Shares of Chinese furniture and leather products maker Kasen International Holdings lost 90 per cent of their market value after short-seller Blue Orca Capital issued a research report critical of its operations and investment.
The shares slumped to 45.5 HK cents before trading was suspended around mid-day on Thursday, wiping out HK$6 billion from its market capitalisation as the report questioned its accounting and the sale of its assets in Cambodia involving its chairman Zhu Zhangjin and his family. The Zhejiang province-based company, which also develops properties, said the report contains “untrue and misleading” information” without elaborating, according to a stock exchange filing. Two phone calls by the South China Morning Post to the company went unanswered.
According to Blue Orca, Kasen sold its best assets cheaply to Zhu’s family members three years ago after understating its revenue and profit. Investigations by the short-seller show Kasen’s Cambodian projects to be vacant and undeveloped, it alleged.

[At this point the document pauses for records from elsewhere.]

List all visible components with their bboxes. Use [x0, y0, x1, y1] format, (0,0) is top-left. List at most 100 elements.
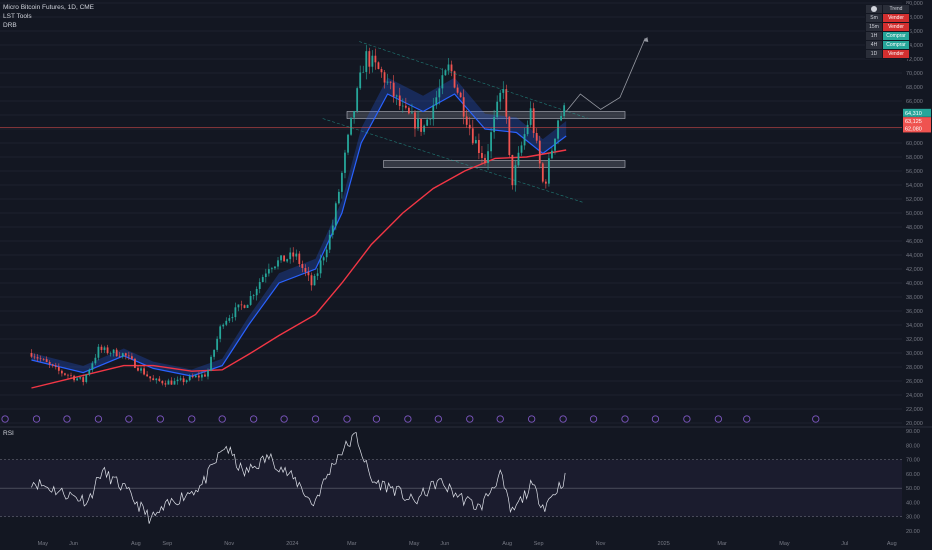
candle-body	[502, 89, 505, 93]
candle-body	[33, 356, 36, 358]
price-tick-label: 68,000	[906, 85, 923, 91]
trend-row: 4H Comprar	[865, 40, 910, 50]
projection-path	[565, 37, 646, 112]
price-tick-label: 72,000	[906, 57, 923, 63]
event-marker	[188, 415, 196, 423]
chart-legend: Micro Bitcoin Futures, 1D, CME LST Tools…	[3, 3, 94, 30]
candle-body	[234, 307, 237, 318]
price-tick-label: 44,000	[906, 253, 923, 259]
candle-body	[188, 376, 191, 381]
candle-body	[158, 378, 161, 381]
candle-body	[109, 353, 112, 354]
candle-body	[167, 380, 170, 385]
event-marker	[651, 415, 660, 423]
grid	[0, 2, 932, 428]
trend-timeframe: Sm	[865, 13, 883, 23]
time-tick-label: May	[779, 541, 790, 547]
time-tick-label: Mar	[347, 541, 357, 547]
candle-body	[447, 64, 450, 71]
candle-body	[191, 376, 194, 378]
event-marker	[683, 415, 691, 423]
event-marker	[496, 415, 504, 423]
candle-body	[368, 51, 371, 67]
event-marker	[125, 415, 133, 423]
candles	[30, 45, 566, 388]
event-marker	[404, 415, 412, 423]
trend-row: 1H Comprar	[865, 31, 910, 41]
candle-body	[520, 145, 523, 153]
candle-body	[76, 378, 79, 381]
candle-body	[319, 260, 322, 274]
candle-body	[240, 304, 243, 306]
price-label: 63,125	[905, 119, 922, 125]
trend-timeframe: 1H	[865, 31, 883, 41]
candle-body	[216, 338, 219, 350]
indicator-drb[interactable]: DRB	[3, 22, 17, 29]
candle-body	[423, 125, 426, 132]
price-tick-label: 40,000	[906, 281, 923, 287]
channel-lower	[322, 118, 584, 203]
candle-body	[185, 380, 188, 383]
candle-body	[85, 374, 88, 382]
candle-body	[404, 105, 407, 108]
candle-body	[362, 71, 365, 73]
candle-body	[292, 252, 295, 257]
time-tick-label: 2024	[286, 541, 298, 547]
price-label-box	[903, 117, 931, 126]
overlay	[0, 37, 902, 423]
candle-body	[237, 304, 240, 308]
time-axis[interactable]: May Jun Aug Sep Nov 2024 Mar May Jun Aug Sep Nov 202…	[38, 541, 897, 547]
candle-body	[42, 358, 45, 360]
candle-body	[499, 92, 502, 102]
candle-body	[295, 253, 298, 257]
candle-body	[298, 253, 301, 265]
candle-body	[374, 55, 377, 63]
rsi-pane	[0, 431, 902, 524]
price-tick-label: 38,000	[906, 295, 923, 301]
price-tick-label: 58,000	[906, 155, 923, 161]
rsi-line	[31, 431, 566, 524]
candle-body	[249, 296, 252, 305]
candle-body	[213, 349, 215, 357]
candle-body	[398, 95, 401, 106]
symbol-title[interactable]: Micro Bitcoin Futures, 1D, CME	[3, 4, 95, 11]
rsi-pane-label[interactable]: RSI	[3, 430, 14, 437]
candle-body	[91, 363, 94, 370]
trend-signal: Vender	[882, 22, 910, 32]
indicator-lst-tools[interactable]: LST Tools	[3, 13, 32, 20]
candle-body	[103, 347, 106, 350]
time-tick-label: May	[409, 541, 420, 547]
candle-body	[563, 105, 566, 117]
candle-body	[140, 368, 142, 371]
candle-body	[134, 358, 136, 368]
event-marker	[63, 415, 71, 423]
trend-signal: Comprar	[882, 40, 910, 50]
candle-body	[64, 373, 66, 375]
candle-body	[283, 255, 285, 262]
candle-body	[337, 191, 340, 204]
price-label: 64,310	[905, 111, 922, 117]
candle-body	[441, 75, 444, 89]
trend-signal: Comprar	[882, 31, 910, 41]
time-tick-label: Jun	[440, 541, 449, 547]
candle-body	[201, 374, 203, 378]
candle-body	[383, 72, 386, 83]
event-marker	[280, 415, 288, 423]
price-axis[interactable]: 20,000 22,000 24,000 26,000 28,000 30,000 32,0…	[903, 1, 931, 535]
price-tick-label: 76,000	[906, 29, 923, 35]
candle-body	[246, 304, 249, 308]
candle-body	[67, 374, 69, 376]
time-tick-label: Jul	[841, 541, 848, 547]
settings-icon	[865, 4, 883, 14]
candle-body	[277, 260, 279, 267]
candle-body	[328, 234, 331, 250]
event-marker	[621, 415, 629, 423]
candle-body	[334, 203, 337, 226]
rsi-tick-label: 90.00	[906, 429, 920, 435]
candle-body	[48, 362, 51, 365]
trend-timeframe: 15m	[865, 22, 883, 32]
candle-body	[377, 62, 380, 69]
trend-header: Trend	[882, 4, 910, 14]
candle-body	[100, 346, 103, 350]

Blue Orca pegged the fair value of Kasen stock at 67 HK cents, and simply uninvestable, according to the report.
Kasen’s shares had surged 250 per cent through Wednesday from the start of 2018 on strong residential home sales in China and its Cambodian projects. Property sales accounted for 75 per cent of its revenue last year.
Zhu has a 36.1 per cent stake in Kasen through direct and indirect holdings, according to its interim report. The company was reorganised from a factory that made leather products and went public in Hong Kong in 2005. Its first-half net income jumped 171 per cent to 243 million yuan (US$34.5 million) from a year earlier.
Blue Orca is founded by Soren Aandahl, who has a record of making bearish bets on Chinese companies trading in Hong Kong. Its reports earlier this year included critical analyses on the accounting and governance at baby-milk formula maker Ausnutria Dairy and sportswear maker Anta Sports Products, causing both to tumble.